Domain Magic LLC, a Florida-based company, registered the domain chicagoarchitecturefoundation.org. They developed a website about Chicago-area attractions, then passively generated revenue through Google AdWords.
The Chicago Architecture Foundation sued for trademark infringement in Illinois. Domain Magic filed a motion to dismiss the case for lack of personal jurisdiction, noting they had not conducted business in the court’s jurisdiction.
The Inevitable Questions of Jurisdiction:
Internet law cases regularly contain challenging issues of personal jurisdiction; that is, the determination of whether a specific court is authorized to hear a case. Judicial jurisdiction falls into three main types: personal jurisdiction (whether the parties are subject to court authority); territorial jurisdiction (the geographical area over which the court has authority); and subject matter jurisdiction (different courts hear specific types of cases).
The distributed nature of the Internet, and the variety of participants and transactions that take place on it, can make jurisdiction a vexing question. So why not simply give any court jurisdiction if someone uses a site in its territorial jurisdiction?
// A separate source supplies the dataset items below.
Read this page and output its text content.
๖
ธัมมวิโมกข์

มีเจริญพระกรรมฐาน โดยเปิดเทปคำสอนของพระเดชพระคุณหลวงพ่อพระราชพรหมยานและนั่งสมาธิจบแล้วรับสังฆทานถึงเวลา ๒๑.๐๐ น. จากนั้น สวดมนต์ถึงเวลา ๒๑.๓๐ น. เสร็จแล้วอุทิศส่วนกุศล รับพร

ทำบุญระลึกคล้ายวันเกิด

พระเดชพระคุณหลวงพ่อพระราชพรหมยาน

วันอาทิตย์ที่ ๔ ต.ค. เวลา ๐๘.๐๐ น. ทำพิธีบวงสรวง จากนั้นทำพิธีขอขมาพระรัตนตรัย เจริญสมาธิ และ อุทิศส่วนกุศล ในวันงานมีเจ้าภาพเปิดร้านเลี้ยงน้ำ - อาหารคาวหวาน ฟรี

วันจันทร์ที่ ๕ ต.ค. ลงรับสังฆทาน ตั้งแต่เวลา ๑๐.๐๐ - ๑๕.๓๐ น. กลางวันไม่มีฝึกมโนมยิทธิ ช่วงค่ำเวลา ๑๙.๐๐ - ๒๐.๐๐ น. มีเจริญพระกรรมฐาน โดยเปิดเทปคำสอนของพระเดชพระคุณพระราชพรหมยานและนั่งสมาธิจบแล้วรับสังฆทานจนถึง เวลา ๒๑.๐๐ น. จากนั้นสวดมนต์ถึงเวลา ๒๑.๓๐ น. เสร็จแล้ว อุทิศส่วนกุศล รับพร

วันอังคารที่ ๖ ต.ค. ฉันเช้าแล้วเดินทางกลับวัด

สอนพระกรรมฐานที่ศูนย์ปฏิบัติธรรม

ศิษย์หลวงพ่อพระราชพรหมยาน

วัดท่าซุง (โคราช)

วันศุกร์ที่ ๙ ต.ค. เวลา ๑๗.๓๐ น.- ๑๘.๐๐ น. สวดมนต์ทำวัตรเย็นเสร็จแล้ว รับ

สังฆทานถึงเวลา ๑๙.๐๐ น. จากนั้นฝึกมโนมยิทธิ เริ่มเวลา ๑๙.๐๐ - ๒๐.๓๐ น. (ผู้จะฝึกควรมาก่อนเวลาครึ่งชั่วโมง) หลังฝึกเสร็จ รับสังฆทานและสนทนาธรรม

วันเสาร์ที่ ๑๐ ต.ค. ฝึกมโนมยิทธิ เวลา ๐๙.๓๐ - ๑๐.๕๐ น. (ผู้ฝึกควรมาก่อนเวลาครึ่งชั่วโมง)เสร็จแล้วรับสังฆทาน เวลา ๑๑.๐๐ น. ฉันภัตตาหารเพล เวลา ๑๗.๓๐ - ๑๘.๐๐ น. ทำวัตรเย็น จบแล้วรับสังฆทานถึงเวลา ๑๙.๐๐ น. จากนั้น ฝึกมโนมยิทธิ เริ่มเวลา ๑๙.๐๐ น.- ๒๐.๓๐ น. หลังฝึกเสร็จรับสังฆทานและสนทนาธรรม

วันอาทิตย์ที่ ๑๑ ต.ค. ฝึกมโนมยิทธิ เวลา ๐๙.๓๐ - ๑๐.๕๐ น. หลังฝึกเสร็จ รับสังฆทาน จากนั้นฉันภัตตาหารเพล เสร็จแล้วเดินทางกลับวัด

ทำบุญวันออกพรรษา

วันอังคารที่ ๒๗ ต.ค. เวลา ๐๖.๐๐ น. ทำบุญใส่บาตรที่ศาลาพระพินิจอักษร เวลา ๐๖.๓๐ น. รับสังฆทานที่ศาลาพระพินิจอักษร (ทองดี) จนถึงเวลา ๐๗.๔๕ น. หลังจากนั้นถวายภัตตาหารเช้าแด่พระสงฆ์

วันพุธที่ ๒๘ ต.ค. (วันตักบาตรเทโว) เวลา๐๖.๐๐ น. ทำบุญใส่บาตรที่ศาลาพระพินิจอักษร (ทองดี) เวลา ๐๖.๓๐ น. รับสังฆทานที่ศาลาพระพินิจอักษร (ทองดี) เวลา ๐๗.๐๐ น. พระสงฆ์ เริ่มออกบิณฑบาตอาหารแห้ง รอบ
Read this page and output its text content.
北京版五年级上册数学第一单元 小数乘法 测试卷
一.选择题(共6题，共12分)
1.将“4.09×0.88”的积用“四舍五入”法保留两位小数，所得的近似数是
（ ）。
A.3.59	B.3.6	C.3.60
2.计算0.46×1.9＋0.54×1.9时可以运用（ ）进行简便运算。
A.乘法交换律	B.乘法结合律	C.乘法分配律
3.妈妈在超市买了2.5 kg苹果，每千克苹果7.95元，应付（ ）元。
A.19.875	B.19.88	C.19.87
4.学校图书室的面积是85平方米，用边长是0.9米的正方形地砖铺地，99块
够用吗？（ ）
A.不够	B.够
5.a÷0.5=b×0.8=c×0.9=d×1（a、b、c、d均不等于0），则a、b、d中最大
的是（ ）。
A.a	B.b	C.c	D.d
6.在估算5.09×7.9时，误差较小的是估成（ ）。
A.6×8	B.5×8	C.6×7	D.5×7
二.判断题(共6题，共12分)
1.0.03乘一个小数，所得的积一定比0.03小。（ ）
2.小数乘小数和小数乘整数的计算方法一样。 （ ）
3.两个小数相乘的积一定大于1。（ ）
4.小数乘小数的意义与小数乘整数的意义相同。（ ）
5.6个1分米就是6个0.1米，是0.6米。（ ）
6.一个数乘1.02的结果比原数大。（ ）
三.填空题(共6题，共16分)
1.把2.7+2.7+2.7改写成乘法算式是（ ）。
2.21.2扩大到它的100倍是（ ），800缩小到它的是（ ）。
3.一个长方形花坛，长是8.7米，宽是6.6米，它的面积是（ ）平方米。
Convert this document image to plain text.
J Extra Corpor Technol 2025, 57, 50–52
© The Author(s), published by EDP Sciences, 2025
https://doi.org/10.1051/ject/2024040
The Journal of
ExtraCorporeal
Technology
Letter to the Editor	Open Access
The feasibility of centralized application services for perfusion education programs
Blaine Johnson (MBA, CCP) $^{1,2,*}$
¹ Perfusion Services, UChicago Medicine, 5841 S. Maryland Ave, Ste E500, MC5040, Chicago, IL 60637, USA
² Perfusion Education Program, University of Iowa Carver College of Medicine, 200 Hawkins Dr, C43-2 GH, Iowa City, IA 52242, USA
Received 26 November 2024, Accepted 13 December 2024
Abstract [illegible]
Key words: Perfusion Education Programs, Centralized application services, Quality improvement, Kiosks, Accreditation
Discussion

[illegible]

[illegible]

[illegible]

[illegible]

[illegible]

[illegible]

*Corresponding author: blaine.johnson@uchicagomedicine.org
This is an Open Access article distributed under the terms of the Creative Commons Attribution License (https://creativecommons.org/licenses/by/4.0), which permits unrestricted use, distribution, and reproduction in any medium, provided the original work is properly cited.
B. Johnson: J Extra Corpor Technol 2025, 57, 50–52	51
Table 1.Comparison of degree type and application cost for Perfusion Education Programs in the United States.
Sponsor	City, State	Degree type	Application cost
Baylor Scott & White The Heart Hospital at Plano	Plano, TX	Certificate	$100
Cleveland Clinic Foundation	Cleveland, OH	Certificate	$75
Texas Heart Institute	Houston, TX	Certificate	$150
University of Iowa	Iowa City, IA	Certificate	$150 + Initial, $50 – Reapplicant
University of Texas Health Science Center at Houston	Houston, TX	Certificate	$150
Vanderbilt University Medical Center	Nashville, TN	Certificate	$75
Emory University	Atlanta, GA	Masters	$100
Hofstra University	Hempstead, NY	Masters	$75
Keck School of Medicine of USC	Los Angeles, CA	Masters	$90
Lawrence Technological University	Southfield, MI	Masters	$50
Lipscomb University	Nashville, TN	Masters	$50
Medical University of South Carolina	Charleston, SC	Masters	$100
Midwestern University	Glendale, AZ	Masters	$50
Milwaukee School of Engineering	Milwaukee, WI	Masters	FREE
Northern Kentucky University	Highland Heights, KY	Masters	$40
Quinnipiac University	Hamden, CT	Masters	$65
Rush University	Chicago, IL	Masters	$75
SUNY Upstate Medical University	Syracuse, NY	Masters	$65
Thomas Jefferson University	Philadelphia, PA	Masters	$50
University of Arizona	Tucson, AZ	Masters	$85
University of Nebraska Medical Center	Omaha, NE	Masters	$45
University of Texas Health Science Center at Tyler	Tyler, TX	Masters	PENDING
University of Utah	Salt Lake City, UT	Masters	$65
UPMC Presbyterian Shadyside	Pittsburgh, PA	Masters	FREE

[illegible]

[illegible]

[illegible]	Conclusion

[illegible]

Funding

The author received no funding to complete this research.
Such “universal Internet jurisdiction” would hold online publishers of all sizes to an unknowable variety of laws, since jurisdiction would be determined by the unpredictable jurisdictions in which future visitors might reside. As much business is conducted remotely, the courts established the idea of a sliding scale, based on how actively and purposefully companies have engaged in business within an area.
The Sliding Scale of “Purposeful Availment”:
The courts have drawn on the principle of “purposeful availment” to determine if a party can be sued in a specific jurisdiction. Courts consider where acts were perpetrated; if defendants actively engaged in business within the jurisdiction; and if it is reasonable to expect the defendant to answer charges there.
This sliding scale was established in Zippo Manufacturing v. Zippo.com, in which the defendant regularly sent online newsletters to 3,000 Pennsylvania residents. This level of interactivity satisfied the court that Zippo.com had purposefully availed itself of conducting business within the court’s jurisdiction.
Websites that publish information without inviting user interaction are traditionally immune from jurisdictional claims. However, when toll-free phone numbers and forms encourage users to engage in an active consumer relationship, the likelihood increases that remote courts will claim business has been conducted within their jurisdiction.
Using Ads to Support the Finding of Jurisdiction:
In the case of Chicago Architecture Foundation v. Domain Magic, Judge Charles R. Norgle denied the motion to dismiss, ruling that the defendant had “clearly transacted business within the state of Illinois, as it profited from individuals clicking on the hyperlinks that were posted on the offending website.”
Given the widespread use of Adwords on websites, the Court’s analysis could be a significant step toward giving courts universal jurisdiction over business on the Internet. Website operators can anticipate future cases calling site owners to answer in courts across the United States, based on the ads that appear on their sites.